Id., Address at St. Paul, Minnesota (September 9, 1919), pp. 107-116 (at 108-109):
For my part, I think the most un-American thing in the world is a hyphen. I do not care what it is that comes before the word "American." It may be a German-American, or an Italian-American, a Swedish-American, or an Anglo-American, or an Irish-American. It does not make any difference what comes before the "American," it ought not to be there, and every man who comes to take counsel with me with a hyphen in his conversation I take no interest in whatever. The entrance examination, to use my own parlance, into my confidence is, "Where do you put America in your thoughts? Do you put it first, always first, unquestionably first?" Then we can sit down together and talk, but not otherwise.
Id., Address at San Francisco (September 17, 1919), pp. 219-229 (at 228):
That settles that matter, and even some of my fellow countrymen who insist upon keeping a hyphen in the middle of their names ought to be satisfied with that. Though I must admit that I do not care to argue anything with a hyphen. A man that puts anything else before the word "American" is no comrade of mine, and yet I am willing even to discomfit him with a statement of fact.
Update from Dave Berg:
You might be interested to know that Roosevelt, who greatly disliked Wilson, held the same opinions on hyphenation.

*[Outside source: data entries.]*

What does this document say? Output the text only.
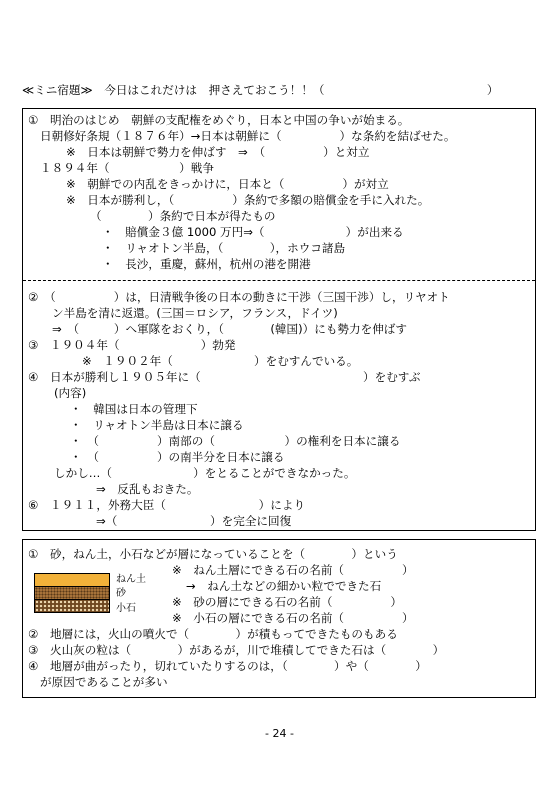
≪ミニ宿題≫　今日はこれだけは　押さえておこう！！（　　　　　　　　　　　　　　）
①　明治のはじめ　朝鮮の支配権をめぐり，日本と中国の争いが始まる。
日朝修好条規（１８７６年）→日本は朝鮮に（　　　　　）な条約を結ばせた。
※　日本は朝鮮で勢力を伸ばす　⇒　（　　　　　）と対立
１８９４年（　　　　　　）戦争
※　朝鮮での内乱をきっかけに，日本と（　　　　　）が対立
※　日本が勝利し，（　　　　　）条約で多額の賠償金を手に入れた。
（　　　　）条約で日本が得たもの
・　賠償金３億 1000 万円⇒（　　　　　　　）が出来る
・　リャオトン半島，（　　　　），ホウコ諸島
・　長沙，重慶，蘇州，杭州の港を開港
②　（　　　　　）は，日清戦争後の日本の動きに干渉（三国干渉）し，リヤオト
ン半島を清に返還。(三国＝ロシア，フランス，ドイツ)
⇒　（　　　）へ軍隊をおくり，（　　　　(韓国)）にも勢力を伸ばす
③　１９０４年（　　　　　　　）勃発
※　１９０２年（　　　　　　　）をむすんでいる。
④　日本が勝利し１９０５年に（　　　　　　　　　　　　　　）をむすぶ
(内容)
・　韓国は日本の管理下
・　リャオトン半島は日本に譲る
・　（　　　　　）南部の（　　　　　　）の権利を日本に譲る
・　（　　　　　）の南半分を日本に譲る
しかし…（　　　　　　　）をとることができなかった。
⇒　反乱もおきた。
⑥　１９１１，外務大臣（　　　　　　　　）により
⇒（　　　　　　　　）を完全に回復
①　砂，ねん土，小石などが層になっていることを（　　　　）という
※　ねん土層にできる石の名前（　　　　　）
→　ねん土などの細かい粒でできた石
※　砂の層にできる石の名前（　　　　　）
※　小石の層にできる石の名前（　　　　　）
②　地層には，火山の噴火で（　　　　）が積もってできたものもある
③　火山灰の粒は（　　　　）があるが，川で堆積してできた石は（　　　　）
④　地層が曲がったり，切れていたりするのは，（　　　　）や（　　　　）
が原因であることが多い
ねん土
砂
小石
- 24 -
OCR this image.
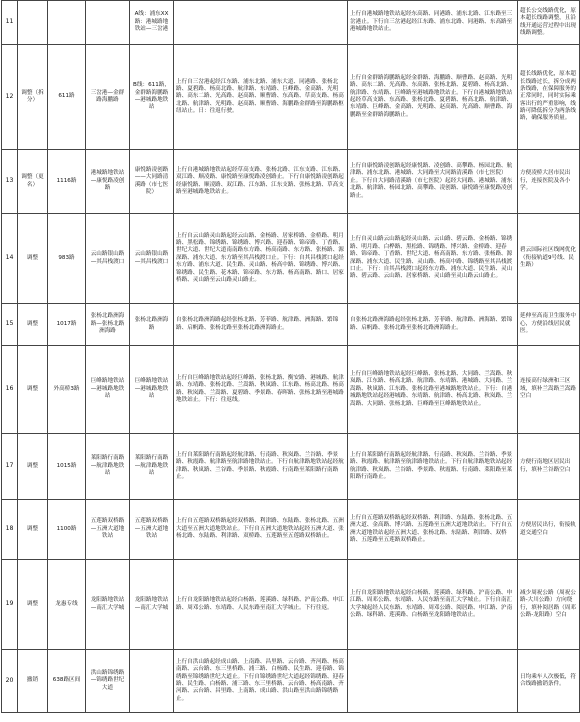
11				A线：浦东XX路：港城路地铁站—三岔港		上行自港城路地铁站起经东高路、同港路、浦东北路、江东路至三岔港止。下行自三岔港起经江东路、浦东北路、同港路、东高路至港城路地铁站止。	超长公交线路优化，原本超长线路调整，且沿线开通运营过程中出现线路调整。
12	调整（拆分）	611路	三岔港—金群路海鹏路	B线：611路，金群路海鹏路—港城路地铁站	上行自三岔港起经江东路、浦东北路、浦东大道、同港路、张杨北路、夏碧路、杨高北路、航津路、东靖路、巨峰路、金高路、光明路、高东二路、光高路、赵高路、顺曹路、东高路、草高支路、杨高北路、航津路、光明路、赵高路、顺曹路、海鹏路金群路至海鹏路枢纽站止。日：往返行驶。	上行自金群路海鹏路起经金群路、海鹏路、顺曹路、赵高路、光明路、高东二路、光高路、东高路、张杨北路、夏碧路、杨高北路、航津路、东靖路、巨峰路至港城路地铁站止。下行自港城路地铁站起经草高支路、东高路、张杨北路、夏碧路、杨高北路、航津路、东靖路、巨峰路、金高路、光明路、赵高路、光高路、顺曹路、海鹏路至金群路海鹏路止。	超长线路优化，原本超长线路过长，拆分成两条线路，在保障服务的正常同时，同时实际乘客出行的严重影响，线路可降低拆分为两条线路，确保服务质量。
13	调整（更名）	1116路	港城路地铁站—康悦路凌创路	康悦路凌创路——大同路清溪路（市七医院）	上行自港城路地铁站起经草高支路、张杨北路、江东支路、江东路、双江路、顺凌路、康悦路至康悦路凌创路止。下行自康悦路凌创路起经康悦路、顺凌路、双江路、江东路、江东支路、张杨北路、草高支路至港城路地铁站止。	上行自康悦路凌创路起经康悦路、凌创路、高攀路、杨园北路、航津路、浦东北路、港城路、大同路至大同路清溪路（市七医院）止。下行自大同路清溪路（市七医院）起经大同路、港城路、浦东北路、航津路、杨园北路、高攀路、凌创路、康悦路至康悦路凌创路止。	方便凌桥大居市民出行，连接医院及各小学。
14	调整	983路	云山路银山路—其昌栈渡口	云山路银山路—其昌栈渡口	上行自云山路灵山路起经云山路、金杨路、居家桥路、金桥路、明月路、黑松路、锦绣路、锦绣路、博兴路、迎春路、锦帝路、丁香路、世纪大道、世纪大道南南路东方路、杨高南路、东方路、张杨路、源深路、浦东大道、东方路至其昌栈渡口止。下行：自其昌栈渡口起经东方路、浦东大道、民生路、灵山路、杨高中路、锦绣路、博兴路、锦绣路、民生路、花木路、锦帝路、东方路、杨高南路、路口、居家桥路、灵山路至云山路灵山路止。	上行自灵山路云山路起经灵山路、云山路、碧云路、金杨路、锦绣路、明月路、白桦路、黑松路、锦绣路、博兴路、金桥路、迎春路、锦帝路、丁香路、世纪大道、杨高南路、东方路、张杨路、源深路、浦东大道、民生路、灵山路、杨高中路、锦绣路至其昌栈渡口止。下行：自其昌栈渡口起经东方路、浦东大道、民生路、灵山路、碧云路、云山路、居家桥路、灵山路至灵山路云山路止。	碧云国际社区线网优化（衔接轨道9号线、民生路）
15	调整	1017路	张杨北路洲海路—张杨北路洲海路	张杨北路洲海路	自张杨北路洲海路起经张杨北路、芳菲路、航津路、洲海路、繁锦路、启帆路、张杨北路至张杨北路洲海路止。	自张杨北路洲海路起经张杨北路、芳菲路、航津路、洲海路、繁锦路、启帆路、张杨北路至张杨北路洲海路止。	延伸至高南卫生服务中心，方便沿线居民就医。
16	调整	外高桥3路	巨峰路地铁站—港城路地铁站	巨峰路地铁站—港城路地铁站	上行自巨峰路地铁站起经巨峰路、张杨北路、衡安路、港城路、航津路、东靖路、张杨北路、兰嵩路、秋岚路、江东路、杨高北路、杨高路、秋岚路、兰嵩路、夏碧路、季景路、春晖路、张杨北路至港城路地铁站止。下行：往返线。	上行自巨峰路地铁站起经巨峰路、张杨北路、大同路、兰嵩路、秋岚路、江东路、杨高北路、航津路、东靖路、港城路、大同路、兰嵩路、秋岚路、江东路、张杨北路至港城路地铁站止。下行：自港城路地铁站起经港城路、东靖路、航津路、杨高北路、秋岚路、兰嵩路、大同路、张杨北路、巨峰路至巨峰路地铁站止。	连接高行绿洲和三区域，填补兰嵩路兰嵩路空白
17	调整	1015路	莱阳路行南路—航津路地铁站	莱阳路行南路—航津路地铁站	上行自莱阳路行南路起经航津路、行南路、秋岚路、兰谷路、季景路、秋霞路、航津路至航津路地铁站止。下行自航津路地铁站起经航津路、秋岚路、兰谷路、季景路、秋霞路、行南路至莱阳路行南路止。	上行自莱阳路行南路起经航津路、行南路、秋岚路、兰谷路、季景路、秋霞路、航津路至航津路地铁站止。下行自航津路地铁站起经航津路、秋岚路、兰谷路、季景路、秋霞路、行南路、莱阳路至莱阳路行南路止。	方便行南地区居民出行，填补兰谷路空白
18	调整	1100路	五莲路双桥路—五洲大道地铁站	五莲路双桥路—五洲大道地铁站	上行自五莲路双桥路起经双桥路、利津路、东陆路、张杨北路、五洲大道至五洲大道地铁站止。下行自五洲大道地铁站起经五洲大道、张杨北路、东陆路、利津路、双桥路、五莲路至五莲路双桥路止。	上行自五莲路双桥路起经双桥路、利津路、东陆路、张杨北路、五洲大道、金高路、博兴路、五莲路至五洲大道地铁站止。下行自五洲大道地铁站起经五洲大道、张杨北路、东陆路、利津路、双桥路、五莲路至五莲路双桥路止。	方便居民出行，衔接轨道交通空白
19	调整	龙惠专线	龙阳路地铁站—南汇大学城	龙阳路地铁站—南汇大学城	上行自龙阳路地铁站起经白杨路、莲溪路、绿科路、沪南公路、申江路、周邓公路、东靖路、人民东路至南汇大学城止。下行往返。	上行自龙阳路地铁站起经白杨路、莲溪路、绿科路、沪南公路、申江路、周邓公路、东靖路、人民东路至南汇大学城止。下行自南汇大学城起经人民东路、东靖路、周邓公路、阅居路、申江路、沪南公路、绿科路、莲溪路、白杨路至龙阳路地铁站止。	减少周祝公路（周祝公路-大川公路）方向绕行，填补阅居路（周邓公路-龙阳路）空白
20	撤销	638路区间	洪山路锦绣路—锦绣路世纪大道		上行自洪山路起经成山路、上南路、昌里路、云台路、齐河路、杨高南路、云台路、东三里桥路、浦三路、白杨路、民生路、迎春路、锦绣路至锦绣路世纪大道止。下行自锦绣路世纪大道起经锦绣路、迎春路、民生路、白杨路、浦三路、东三里桥路、云台路、杨高南路、齐河路、云台路、昌里路、上南路、成山路、洪山路至洪山路锦绣路止。		日均乘车人次极低，符合线路撤销条件。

We welcome the German or the Irishman who becomes an American. We have no use for the German or Irishman who remains such. We do not wish German-Americans and Irish-Americans who figure as such in our social and political life; we want only Americans, and, provided they are such, we do not care whether they are of native or of Irish or of German ancestry. We have no room in any healthy American community for a German-American vote or an Irish-American vote, and it is contemptible demagogy to put planks into any party platform with the purpose of catching such a vote. We have no room for any people who do not act and vote simply as Americans and nothing else. Forum, April 1894, found in Theodore Roosevelt Cyclopedia, CD edition, pp. 15-16.

I do not believe in hyphenated Americans. I do not believe in German-Americans or Irish-Americans; and I believe just as little in English-Americans. Metropolitan, October 1915, TR Cyclopedia, p. 16.